Abstract:
Sulodexide (SDX), a purified glycosaminoglycan mixture used to treat vascular diseases, has been reported to exert endothelial protective effects against ischemic injury. However, the mechanisms underlying these effects remain to be fully elucidated. The emerging evidence indicated that a relatively high intracellular concentration of reduced glutathione (GSH) and a maintenance of the redox environment participate in the endothelial cell survival during ischemia. Therefore, the aim of the present study was to examine the hypothesis that SDX alleviates oxygen-glucose deprivation (OGD)-induced human umbilical endothelial cells\' (HUVECs) injury, which serves as the in vitro model of ischemia, by affecting the redox state of the GSH: glutathione disulfide (GSSG) pool. The cellular GSH, GSSG and total glutathione (tGSH) concentrations were measured by colorimetric method and the redox potential (ΔEh) of the GSSG/2GSH couple was calculated, using the Nernst equation.
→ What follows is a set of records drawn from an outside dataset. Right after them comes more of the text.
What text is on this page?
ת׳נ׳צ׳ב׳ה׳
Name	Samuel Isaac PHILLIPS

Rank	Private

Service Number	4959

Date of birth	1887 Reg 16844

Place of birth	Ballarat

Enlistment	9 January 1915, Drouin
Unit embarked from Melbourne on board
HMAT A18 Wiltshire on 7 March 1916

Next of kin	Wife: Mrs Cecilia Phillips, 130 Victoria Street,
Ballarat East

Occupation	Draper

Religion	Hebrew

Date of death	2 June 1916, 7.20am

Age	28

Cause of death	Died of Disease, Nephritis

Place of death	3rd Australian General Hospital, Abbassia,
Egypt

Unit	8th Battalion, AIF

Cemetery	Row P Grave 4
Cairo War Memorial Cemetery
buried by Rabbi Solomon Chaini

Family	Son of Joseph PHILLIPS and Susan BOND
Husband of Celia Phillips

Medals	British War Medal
Furthermore, the levels of the glutamate-cysteine ligase catalytic subunit (GCLc) and the glutathione synthetase (GSS) proteins, a key enzyme for de novo GSH synthesis, were determined using enzyme-linked immunoassay (ELISA). We demonstrated that the SDX treatment in OGD conditions significantly elevated the intracellular GSH, enhanced the GSH:GSSG ratio, shifting the redox potential to a more pro-reducing status. Furthermore, SDX increased the levels of both GCLc and GSS. The results show that SDX protects the human endothelial cells against ischemic stress by affecting the GSH levels and cellular redox state. These changes suggest that the reduction in the ischemia-induced vascular endothelial cell injury through repressing apoptosis and oxidative stress associated with SDX treatment may be due to an increase in GSH synthesis and modulation of the GSH redox system.
摘要:
Sulodexide(SDX),一种用于治疗血管疾病的纯化的糖胺聚糖混合物,已经报道了对缺血性损伤发挥内皮保护作用。然而,这些影响的潜在机制仍有待充分阐明。新出现的证据表明,在缺血期间,相对较高的细胞内还原型谷胱甘肽(GSH)浓度和氧化还原环境的维持参与了内皮细胞的存活。因此,本研究的目的是检验SDX减轻氧葡萄糖剥夺(OGD)诱导的人脐内皮细胞(HUVECs)损伤的假设,作为缺血的体外模型,通过影响GSH的氧化还原状态:谷胱甘肽二硫化物(GSSG)池。细胞GSH,通过比色法测量GSSG和总谷胱甘肽(tGSH)浓度,并计算GSSG/2GSH对的氧化还原电位(ΔEh),使用能斯特方程。此外,谷氨酸-半胱氨酸连接酶催化亚基(GCLc)和谷胱甘肽合成酶(GSS)蛋白的水平,从头合成GSH的关键酶,使用酶联免疫测定(ELISA)进行测定。我们证明在OGD条件下的SDX处理显著提高了细胞内GSH,提高了GSH:GSSG比率,将氧化还原电位转变为更亲还原的状态。此外,SDX增加了GCLc和GSS的水平。结果表明,SDX通过影响GSH水平和细胞氧化还原状态来保护人内皮细胞免受缺血性应激。这些变化表明,通过抑制与SDX治疗相关的凋亡和氧化应激来减少缺血诱导的血管内皮细胞损伤可能是由于GSH合成和GSH氧化还原系统调节的增加。